CÉCITÉ ET MALVOYANCE
La Classification Internationale des Handicaps codifie de manière précises les principales formes d'atteintes visuelles, que celles-ci soient provoquées par une déficience de l'acuité visuelle de l'un ou des deux yeux (tableau II), une déficience du champ visuel, une atteinte des structures annexes de la fonction visuelle ou par une lésion cérébrale générant des troubles neuro-visuels.
Si l'on ne retient comme critères descriptifs que l'acuité et le champ visuel il est possible de classer en cinq catégories les déficiences visuelles (tableau I) ainsi qu'elles sont présentées dans la Classification statistiques Internationale des Maladies et des problèmes de santé connexes dixième révision (CIM-10).

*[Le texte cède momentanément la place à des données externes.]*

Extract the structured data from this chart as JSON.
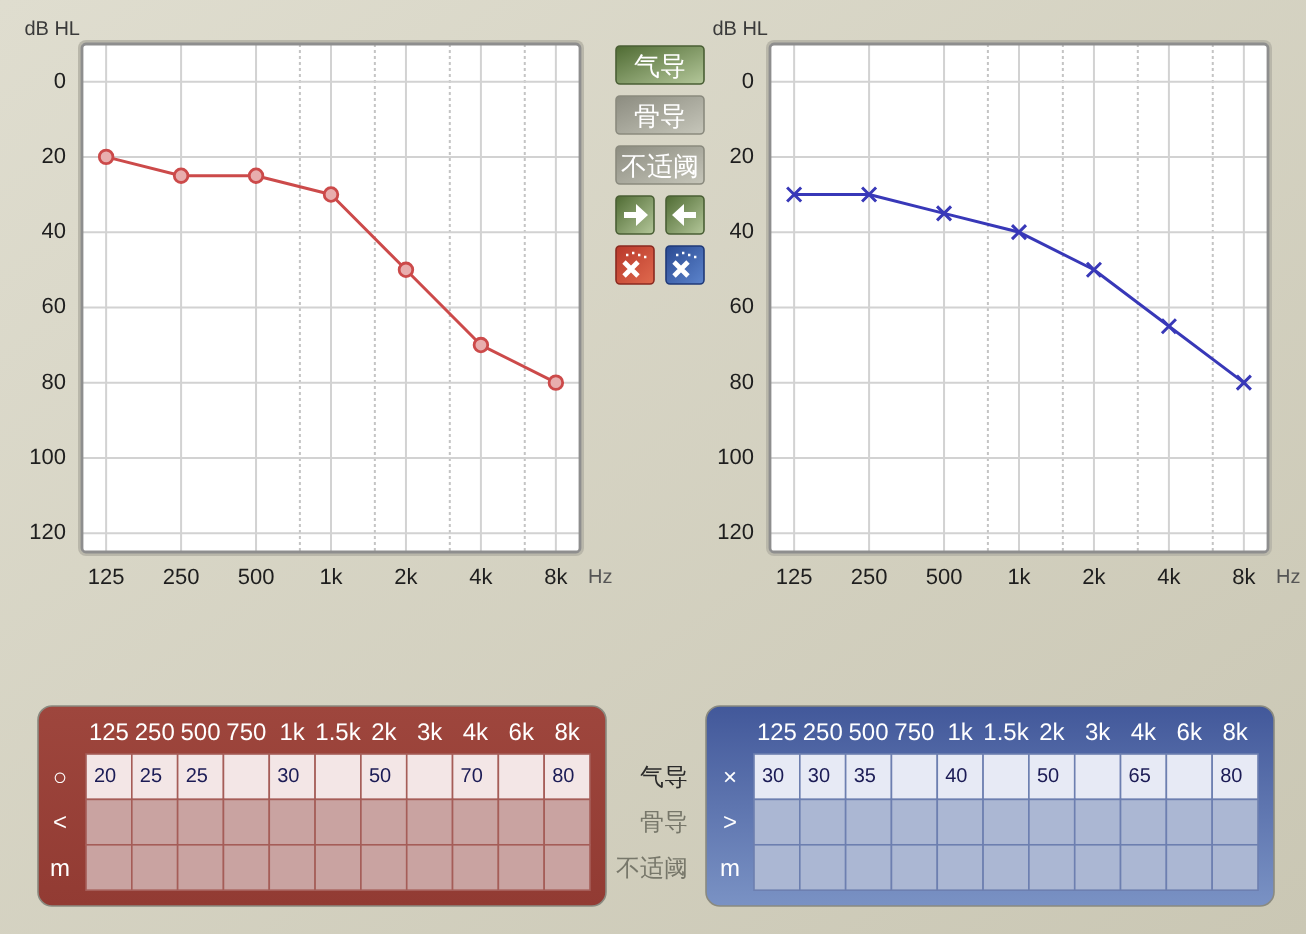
{
  "chart_data": [
    {
      "type": "line",
      "xlabel": "Hz",
      "ylabel": "dB HL",
      "log": "x",
      "xlim": [
        100,
        10000
      ],
      "ylim": [
        125,
        -10
      ],
      "xticks": [
        125,
        250,
        500,
        {
          "value": 750,
          "label": null
        },
        {
          "value": 1000,
          "label": "1k"
        },
        {
          "value": 1500,
          "label": null
        },
        {
          "value": 2000,
          "label": "2k"
        },
        {
          "value": 3000,
          "label": null
        },
        {
          "value": 4000,
          "label": "4k"
        },
        {
          "value": 6000,
          "label": null
        },
        {
          "value": 8000,
          "label": "8k"
        }
      ],
      "yticks": [
        0,
        20,
        40,
        60,
        80,
        100,
        120
      ],
      "grid": true,
      "marker": "circle",
      "line_style": "solid",
      "x": [
        125,
        250,
        500,
        1000,
        2000,
        4000,
        8000
      ],
      "series": [
        {
          "color": "#cc4a4a",
          "values": [
            20,
            25,
            25,
            30,
            50,
            70,
            80
          ]
        }
      ]
    },
    {
      "type": "other",
      "annotations": [
        "气导",
        "骨导",
        "不适阈"
      ]
    },
    {
      "type": "line",
      "xlabel": "Hz",
      "ylabel": "dB HL",
      "log": "x",
      "xlim": [
        100,
        10000
      ],
      "ylim": [
        125,
        -10
      ],
      "xticks": [
        125,
        250,
        500,
        {
          "value": 750,
          "label": null
        },
        {
          "value": 1000,
          "label": "1k"
        },
        {
          "value": 1500,
          "label": null
        },
        {
          "value": 2000,
          "label": "2k"
        },
        {
          "value": 3000,
          "label": null
        },
        {
          "value": 4000,
          "label": "4k"
        },
        {
          "value": 6000,
          "label": null
        },
        {
          "value": 8000,
          "label": "8k"
        }
      ],
      "yticks": [
        0,
        20,
        40,
        60,
        80,
        100,
        120
      ],
      "grid": true,
      "marker": "cross",
      "line_style": "solid",
      "x": [
        125,
        250,
        500,
        1000,
        2000,
        4000,
        8000
      ],
      "series": [
        {
          "color": "#3838b8",
          "values": [
            30,
            30,
            35,
            40,
            50,
            65,
            80
          ]
        }
      ]
    },
    {
      "type": "heatmap",
      "categories": [
        "125",
        "250",
        "500",
        "750",
        "1k",
        "1.5k",
        "2k",
        "3k",
        "4k",
        "6k",
        "8k"
      ],
      "y_categories": [
        "○",
        "<",
        "m"
      ],
      "y2_categories": [
        "气导",
        "骨导",
        "不适阈"
      ],
      "data_labels": true,
      "cells": [
        [
          20,
          25,
          25,
          null,
          30,
          null,
          50,
          null,
          70,
          null,
          80
        ],
        [
          null,
          null,
          null,
          null,
          null,
          null,
          null,
          null,
          null,
          null,
          null
        ],
        [
          null,
          null,
          null,
          null,
          null,
          null,
          null,
          null,
          null,
          null,
          null
        ]
      ]
    },
    {
      "type": "heatmap",
      "categories": [
        "125",
        "250",
        "500",
        "750",
        "1k",
        "1.5k",
        "2k",
        "3k",
        "4k",
        "6k",
        "8k"
      ],
      "y_categories": [
        "×",
        ">",
        "m"
      ],
      "data_labels": true,
      "cells": [
        [
          30,
          30,
          35,
          null,
          40,
          null,
          50,
          null,
          65,
          null,
          80
        ],
        [
          null,
          null,
          null,
          null,
          null,
          null,
          null,
          null,
          null,
          null,
          null
        ],
        [
          null,
          null,
          null,
          null,
          null,
          null,
          null,
          null,
          null,
          null,
          null
        ]
      ]
    }
  ]
}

De ces cinq catégories, il est enfin possible de différencier les deux notions classiques :
- La cécité, qui correspond à une acuité visuelle du meilleur oeil avec correction, au maximum inférieur à 1/20 (0,05), ou à un champ visuel inférieur à 10 ° quelle que soit l'acuité visuelle (catégories de déficience visuelle 3, 4 et 5 de la CIM-10),
- L'amblyopie, (ou malvoyance), correspond à une acuité visuelle inférieure à 3/10 (0,3), mais égale ou supérieure à 1/20 (0,05) du meilleur oeil avec correction (catégories de déficience visuelle 1 et 2 de la CIM-10).
Par ailleurs, l'OMS (Bangkok 1992) défini le malvoyant comme étant une personne présentant une déficience visuelle même après traitement et/ou meilleure correction optique dont l'acuité visuelle est comprise entre 6/8 (0,3) et la perception de la lumière, ou dont le champ visuel est inférieur à 10 autour du point de fixation, mais qui utilise -ou est potentiellement capable d'utiliser- sa vue pour planifier et/ou exécuter une tâche.
En France, on parle de :
- Cécité complète(2) lorsqu'il y a une absence totale de perception de lumière, (ce qui correspond à la catégorie 5 de la CIM-10),
- Quasi-cécité(2) quand l'acuité visuelle est égale ou inférieure à 1/20 d'un oeil, celle de l'autre étant inférieure à 1/20, avec déficience des champs visuels périphériques lorsque le champ visuel n'excède pas 20° dans le secteur le plus étendu,
- cécité professionnelle(2), quand l'acuité visuelle du meilleur oeil après correction est inférieure ou égale à 1/20, ou dont le champ visuel est inférieur à 20° dans son secteur le plus étendu, (ce qui correspond à la catégorie 3 de la CIM-10).
- La mention Cécité(1) sera apposé sur la carte d'invalidité des personnes dont la vision est nulle ou inférieure à 1/20 de la normale.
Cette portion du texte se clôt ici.